Peg up for some hot, sustainable city-planning
A Powerhouse, or a Plus House, is a building that produces as much, or even more, energy than it uses. Back in 2014, the Powerhouse collaboration (Entra, Skanska, ZERO, Snøhetta and Asplan Viak) made Powerhouse Kjørbo, located in Sandvika outside Oslo. This was the first energy-positive officebuilding in Norway – some even say the first renovated energy-positive building in the world. Since then a lot has happened.

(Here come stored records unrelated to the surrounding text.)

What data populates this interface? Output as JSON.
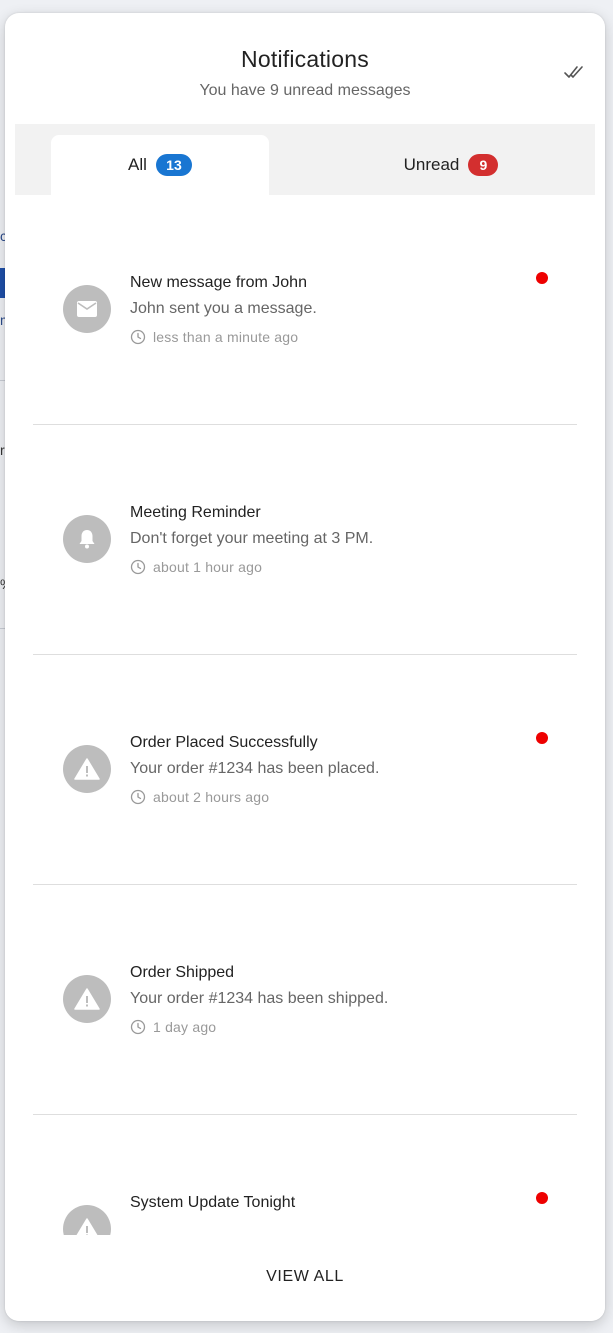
{
  "colors": {
    "badge_all": "#1976d2",
    "badge_unread": "#d32f2f",
    "unread_dot": "#ee0000",
    "avatar_bg": "#bdbdbd"
  },
  "header": {
    "title": "Notifications",
    "subtitle": "You have 9 unread messages",
    "mark_all_icon": "double-check-icon"
  },
  "tabs": [
    {
      "label": "All",
      "count": "13",
      "selected": true
    },
    {
      "label": "Unread",
      "count": "9",
      "selected": false
    }
  ],
  "notifications": [
    {
      "title": "New message from John",
      "body": "John sent you a message.",
      "time": "less than a minute ago",
      "icon": "mail-icon",
      "unread": true
    },
    {
      "title": "Meeting Reminder",
      "body": "Don't forget your meeting at 3 PM.",
      "time": "about 1 hour ago",
      "icon": "bell-icon",
      "unread": false
    },
    {
      "title": "Order Placed Successfully",
      "body": "Your order #1234 has been placed.",
      "time": "about 2 hours ago",
      "icon": "warning-icon",
      "unread": true
    },
    {
      "title": "Order Shipped",
      "body": "Your order #1234 has been shipped.",
      "time": "1 day ago",
      "icon": "warning-icon",
      "unread": false
    },
    {
      "title": "System Update Tonight",
      "body": "",
      "time": "",
      "icon": "warning-icon",
      "unread": true
    }
  ],
  "footer": {
    "view_all": "VIEW ALL"
  }
}
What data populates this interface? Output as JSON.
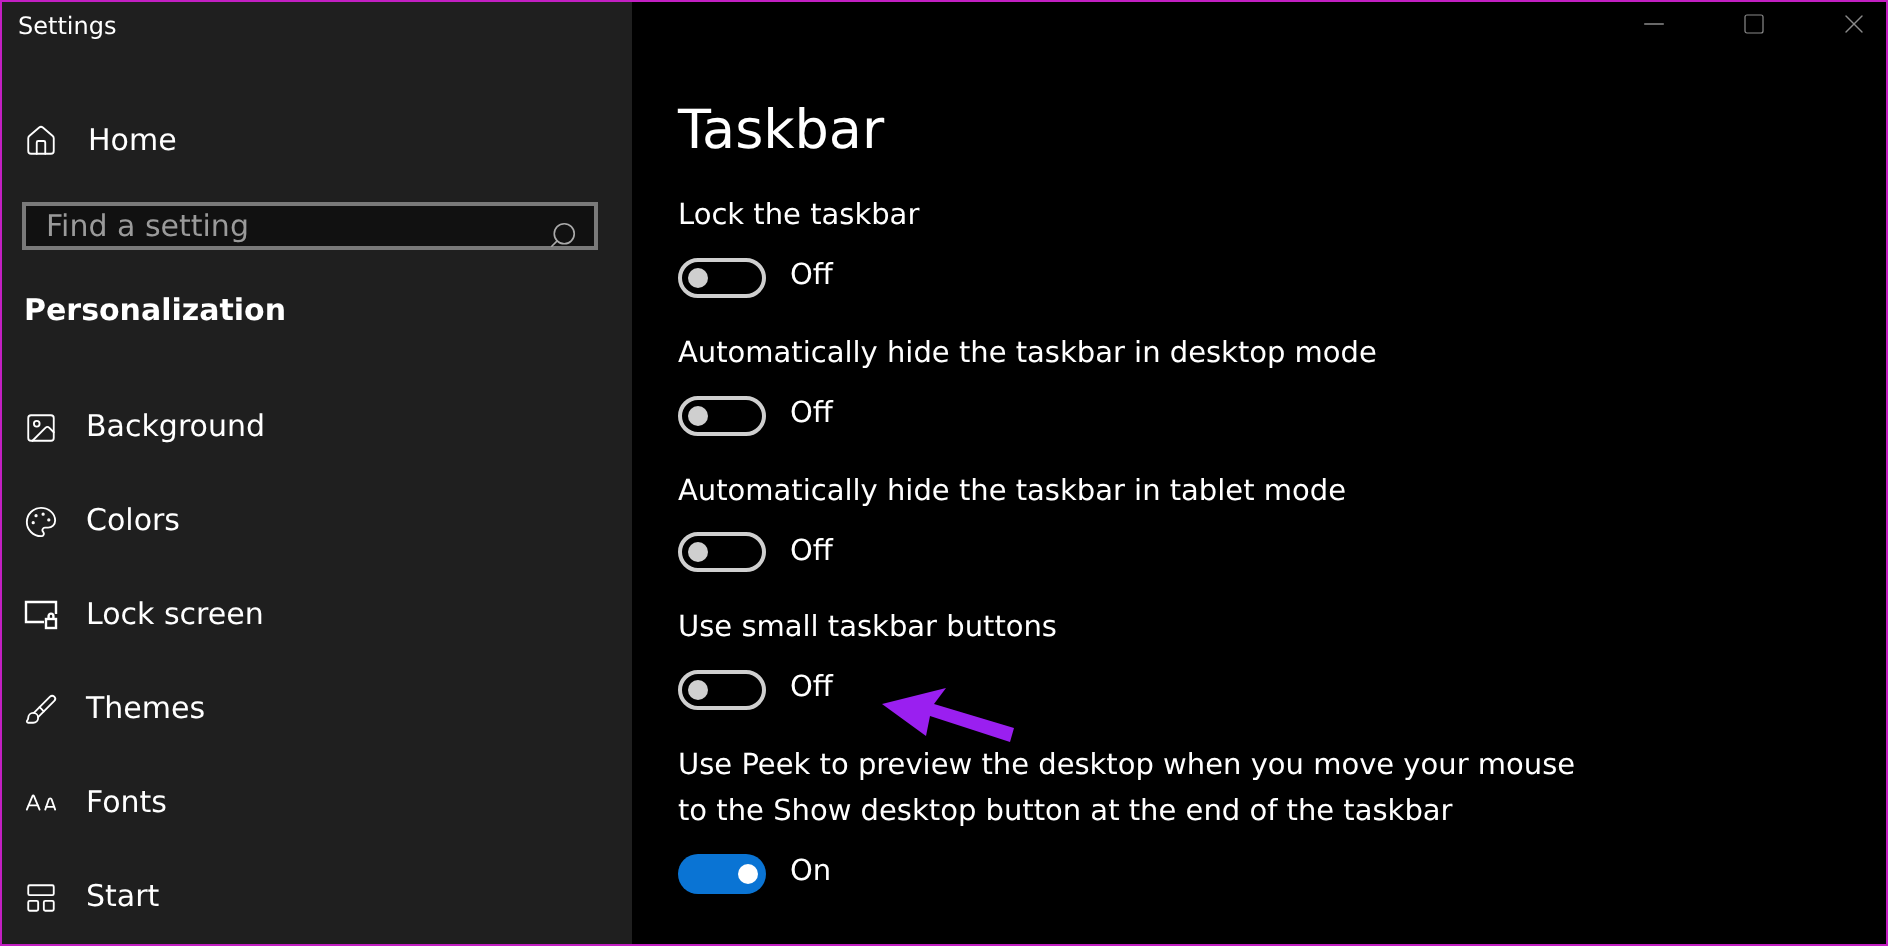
{
  "window": {
    "title": "Settings"
  },
  "sidebar": {
    "home": "Home",
    "search": {
      "placeholder": "Find a setting"
    },
    "section": "Personalization",
    "items": [
      {
        "label": "Background"
      },
      {
        "label": "Colors"
      },
      {
        "label": "Lock screen"
      },
      {
        "label": "Themes"
      },
      {
        "label": "Fonts"
      },
      {
        "label": "Start"
      }
    ]
  },
  "page": {
    "title": "Taskbar",
    "settings": [
      {
        "label": "Lock the taskbar",
        "on": false,
        "status": "Off"
      },
      {
        "label": "Automatically hide the taskbar in desktop mode",
        "on": false,
        "status": "Off"
      },
      {
        "label": "Automatically hide the taskbar in tablet mode",
        "on": false,
        "status": "Off"
      },
      {
        "label": "Use small taskbar buttons",
        "on": false,
        "status": "Off"
      },
      {
        "label": "Use Peek to preview the desktop when you move your mouse to the Show desktop button at the end of the taskbar",
        "on": true,
        "status": "On"
      }
    ]
  }
}
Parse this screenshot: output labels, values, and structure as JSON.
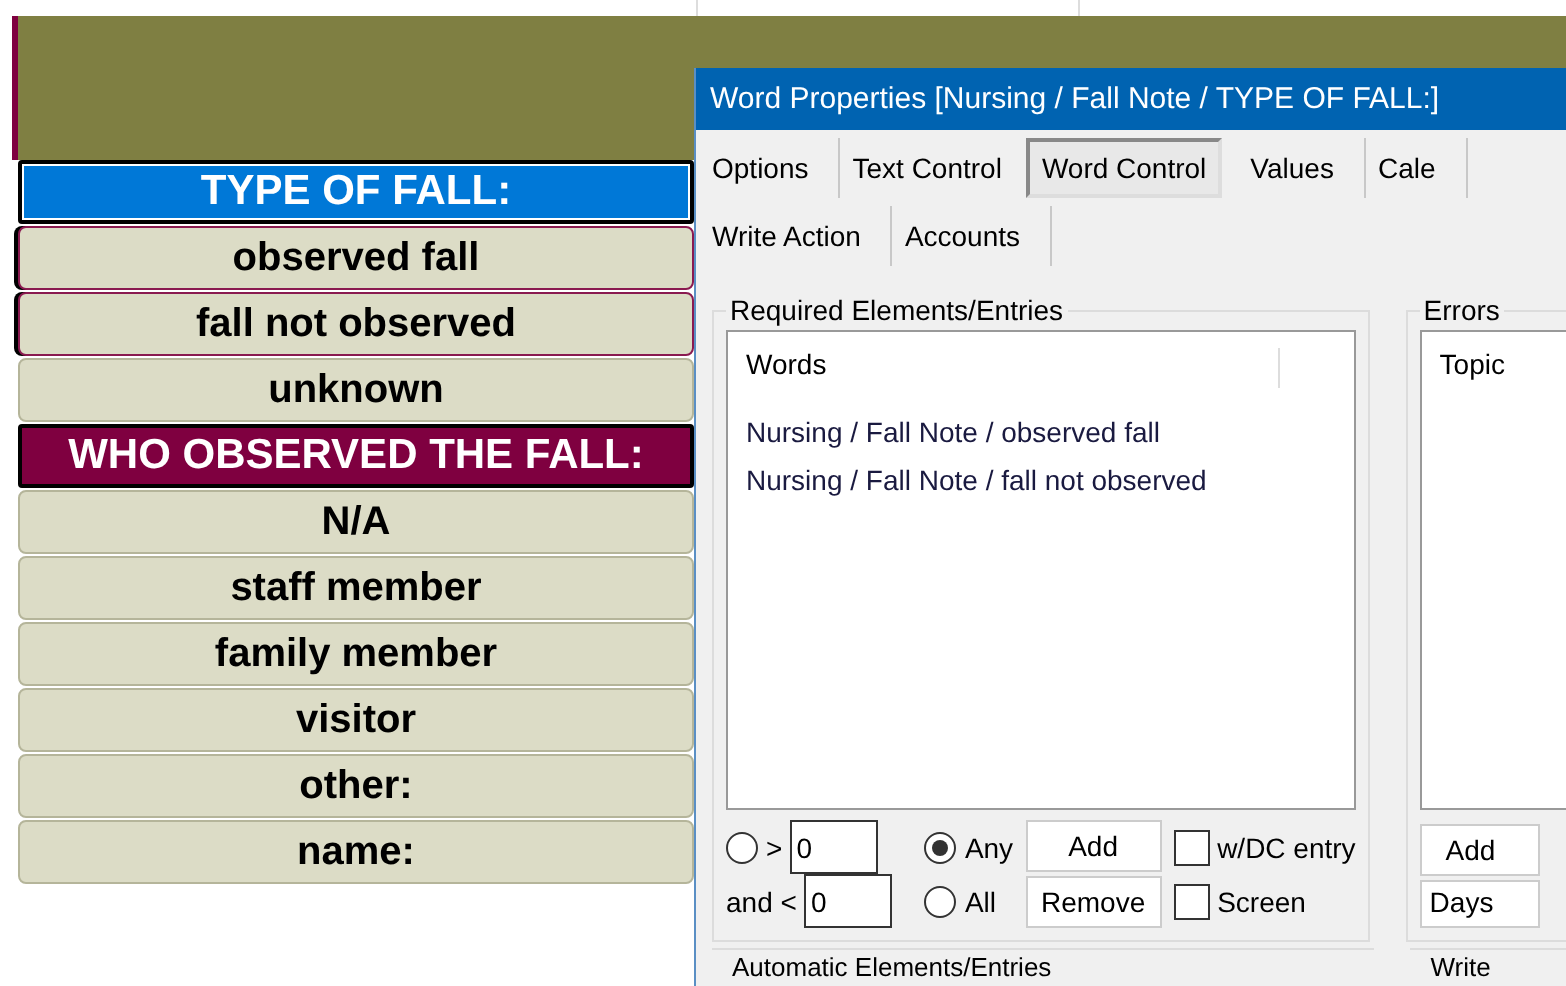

Today, buildings account for 40 percent of global energy consumption. Transforming buildings from energy guzzlers into producers of renewable energy, like Powerhouse Kjørbo and other like it, is a big step in the right direction. Constructing buildings with environmentally friendly qualities is a justifiable and rational investment both in a short- and long-term perspective.
There’s no way of going back
In the future, powerhouses will be a key contribution to reducing energy use in the world. Once we have this knowledge, there’s no way going back. Ask yourself this: Next time your city is expanding – is it possible to create a sustainable neighborhood with powerhouses only? Can your municipality subsidize citizens that would like to build powerhouses, and is that a thought worth exploring? If cities facilitate the building of powerhouses and introduces incentives that makes it attractive for citizens and private sector to choose this option, it could lay a foundation for a circular kickstart.
To give you the circular kickstart you need, the Evolve Arena conference will strive to provide an overall insight in many of the different areas you can take action. As well as the inspiration and tools you need to make your city circular. We ask the difficult questions. And we strive to present the bigger picture.
Get ideas that helps you look smart
As citizens become more environmentally conscious, the pressure for solutions are placed on politicians and city planners like yourself.
Have you ever fantasized about the impact it would have if the leaders of each department in your city had to set up a climate budget with environmental and economic benefits in a one-year-perspective? Or thought about how much energy and money your town could save if all retirement homes and public kindergartens started to weigh food-waste and plan their purchases better? And what would happen with the electric bill if you put solar panels on the roof of the town hall and made all employees commit to save as much power as possible?
Well, one thing is for sure: After a year you’ll see the results moneywise. In addition, the citizens would probably be proud to live in a city that takes the principles of circularity and environment seriously.